The collapse of Enron and WorldCom led to billions of dollars in losses for investors and cost thousands of people their jobs. Adelphia’s former CEO, John Rigas, and his son, Timothy Rigas, the chief financial officer, were found guilty of fraud and conspiracy against the company. They were accused of treating the company like their personal enormous ATM and face 30 years for bank fraud. They were convicted of hiding $2.3 billion in debt, deceiving investors, and lining their own pockets from the company coffers. Tyco’s Dennis Kozlowski and Mark Swartz were charged with stealing $600 million in unapproved compensation and illicit share deals. A mistrial was declared in April when a juror was named and received letters and phone calls. The new trial may be more difficult for prosecutors, since meanwhile, Tyco chief attorney Mark Belnick was acquitted.

Penalizing the Wealthy
Usually Americans are concerned that the justice system may be unfair to the poor who have fewer resources to defend themselves. In the Martha Stewart case, her wealth worked against a fair outcome.

The Federal sentencing guidelines only attempt to make the prison sentences equal. Martha Stewart’s financial penalties – the fines - depend on her wealth. While the fine imposed by the court was only $30,000 out of a maximum of $250,000 for each count, this was nothing compared to her actual financial penalties.

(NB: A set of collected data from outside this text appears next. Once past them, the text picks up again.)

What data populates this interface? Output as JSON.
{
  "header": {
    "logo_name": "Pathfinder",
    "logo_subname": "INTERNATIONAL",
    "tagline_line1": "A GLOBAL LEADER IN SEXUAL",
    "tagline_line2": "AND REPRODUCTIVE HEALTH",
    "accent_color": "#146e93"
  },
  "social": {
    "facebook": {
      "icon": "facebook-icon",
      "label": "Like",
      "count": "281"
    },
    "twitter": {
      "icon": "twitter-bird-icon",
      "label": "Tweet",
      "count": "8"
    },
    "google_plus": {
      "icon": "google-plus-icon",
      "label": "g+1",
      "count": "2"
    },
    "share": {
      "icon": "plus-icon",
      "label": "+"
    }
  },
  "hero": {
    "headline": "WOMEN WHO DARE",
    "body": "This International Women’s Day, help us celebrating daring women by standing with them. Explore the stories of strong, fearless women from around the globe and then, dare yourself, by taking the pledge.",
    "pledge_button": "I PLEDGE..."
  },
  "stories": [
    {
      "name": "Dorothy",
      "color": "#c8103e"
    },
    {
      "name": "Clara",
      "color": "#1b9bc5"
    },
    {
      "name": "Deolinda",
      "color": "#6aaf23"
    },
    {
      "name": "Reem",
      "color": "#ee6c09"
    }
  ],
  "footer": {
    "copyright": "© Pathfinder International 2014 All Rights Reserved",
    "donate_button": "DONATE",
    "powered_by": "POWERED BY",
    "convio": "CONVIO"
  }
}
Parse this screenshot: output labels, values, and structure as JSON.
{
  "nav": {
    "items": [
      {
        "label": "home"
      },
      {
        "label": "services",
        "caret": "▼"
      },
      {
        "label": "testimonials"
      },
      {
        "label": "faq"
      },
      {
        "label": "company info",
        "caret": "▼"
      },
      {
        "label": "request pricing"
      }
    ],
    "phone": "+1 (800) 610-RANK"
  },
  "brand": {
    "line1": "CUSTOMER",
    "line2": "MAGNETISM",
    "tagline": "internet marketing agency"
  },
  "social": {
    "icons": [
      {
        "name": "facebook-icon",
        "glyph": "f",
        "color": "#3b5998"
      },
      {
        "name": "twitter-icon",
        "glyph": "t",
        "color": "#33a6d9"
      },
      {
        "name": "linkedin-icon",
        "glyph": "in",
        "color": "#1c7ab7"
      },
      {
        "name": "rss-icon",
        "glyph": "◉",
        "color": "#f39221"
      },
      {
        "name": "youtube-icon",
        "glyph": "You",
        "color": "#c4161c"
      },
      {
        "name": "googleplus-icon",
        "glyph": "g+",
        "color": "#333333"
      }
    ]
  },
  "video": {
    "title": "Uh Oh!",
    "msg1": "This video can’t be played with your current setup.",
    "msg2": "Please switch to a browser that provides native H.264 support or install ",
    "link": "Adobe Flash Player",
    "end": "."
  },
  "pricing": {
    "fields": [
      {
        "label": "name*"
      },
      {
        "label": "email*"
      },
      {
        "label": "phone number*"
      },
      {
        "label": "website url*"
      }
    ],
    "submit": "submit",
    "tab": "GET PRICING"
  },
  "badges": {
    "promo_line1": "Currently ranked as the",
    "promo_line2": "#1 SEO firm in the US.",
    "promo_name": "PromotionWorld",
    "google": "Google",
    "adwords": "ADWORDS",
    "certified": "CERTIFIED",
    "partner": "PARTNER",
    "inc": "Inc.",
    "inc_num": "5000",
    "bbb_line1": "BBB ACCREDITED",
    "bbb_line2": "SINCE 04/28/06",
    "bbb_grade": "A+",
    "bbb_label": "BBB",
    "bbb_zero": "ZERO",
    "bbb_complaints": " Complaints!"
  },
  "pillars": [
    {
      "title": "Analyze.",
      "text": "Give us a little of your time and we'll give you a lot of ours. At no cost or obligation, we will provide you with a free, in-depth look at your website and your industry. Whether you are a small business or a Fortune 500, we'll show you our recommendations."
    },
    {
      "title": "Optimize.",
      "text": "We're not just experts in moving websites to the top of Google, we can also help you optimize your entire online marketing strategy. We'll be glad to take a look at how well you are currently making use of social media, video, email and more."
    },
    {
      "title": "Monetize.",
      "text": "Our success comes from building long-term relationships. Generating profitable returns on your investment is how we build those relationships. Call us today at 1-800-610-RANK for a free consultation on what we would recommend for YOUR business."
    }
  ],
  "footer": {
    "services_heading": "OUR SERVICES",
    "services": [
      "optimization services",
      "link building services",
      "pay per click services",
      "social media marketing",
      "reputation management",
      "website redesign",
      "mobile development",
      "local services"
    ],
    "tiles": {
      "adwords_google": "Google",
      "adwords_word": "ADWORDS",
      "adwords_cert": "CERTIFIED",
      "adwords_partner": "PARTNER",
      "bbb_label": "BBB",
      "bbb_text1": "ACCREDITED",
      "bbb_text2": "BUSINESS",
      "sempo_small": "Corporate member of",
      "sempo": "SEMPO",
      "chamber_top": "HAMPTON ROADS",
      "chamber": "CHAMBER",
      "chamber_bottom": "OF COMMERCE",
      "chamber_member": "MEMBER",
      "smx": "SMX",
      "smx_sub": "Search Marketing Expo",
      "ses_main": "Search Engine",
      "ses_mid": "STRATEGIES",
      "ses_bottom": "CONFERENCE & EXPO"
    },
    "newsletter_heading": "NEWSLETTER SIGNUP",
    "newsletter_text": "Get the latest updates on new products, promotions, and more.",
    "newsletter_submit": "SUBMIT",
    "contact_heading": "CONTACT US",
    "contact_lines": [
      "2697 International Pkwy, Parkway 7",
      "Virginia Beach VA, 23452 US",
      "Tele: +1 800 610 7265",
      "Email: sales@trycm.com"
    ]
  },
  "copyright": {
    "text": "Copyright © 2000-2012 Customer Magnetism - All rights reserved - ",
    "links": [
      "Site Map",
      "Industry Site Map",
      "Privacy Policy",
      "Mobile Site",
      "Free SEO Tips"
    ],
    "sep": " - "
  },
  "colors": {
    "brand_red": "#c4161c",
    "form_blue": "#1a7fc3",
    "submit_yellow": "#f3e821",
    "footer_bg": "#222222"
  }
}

Martha Stewart will never again serve as president of Martha Stewart Living. She gave up the $1.5 million annual salary she received as president. She lost her board seats, but that isn’t the end of it. She also faces restitution and penalties from civil actions, both from the Securities and Exchange Commission and shareholder suits.

On March 5, the day she was convicted, her stock soared from $13.70 to $17 on rumors of a light prison term deal, but plunged to $10.50 by the end of the day. Her conviction changed the company’s value by more than $203 million on that day. Ms. Stewart owns 63% of the company, but the other shareholders bore the rest of the loss, and may file civil suits forcing her to cover their losses - if they sold - once the criminal case is concluded.

Martha Stewart’s total financial hit could amount to $300-$400 million when you add potential penalties, restitution, and legal costs.

A drug dealer with no discernible assets would be sentenced along the same guidelines to prison, but would escape all of the financial penalties Martha Stewart faces. A drug dealer rarely has to worry about loss of prestige, much less loss of the top job in corporate America.

Some Justice
Whether you love her or hate her, whether you think she’s been unfairly punished or unfairly freed on bond, one can’t help admiring her presence of mind. Just after being handed a sentence she thought she’d never get, she stood on the courthouse stairs, apologized to the 200 Martha Stewart Living employees who lost their jobs, and made a pitch for her products and her magazine. After all, even if she isn’t president, she is still editorial director.

Martha Stewart knows how to take advantage of free publicity, and Wall Street rewarded her enterprising spirit. Her stock jumped 37 percent on Friday, the day she was sentenced, and closed up $3.17 at $11.81.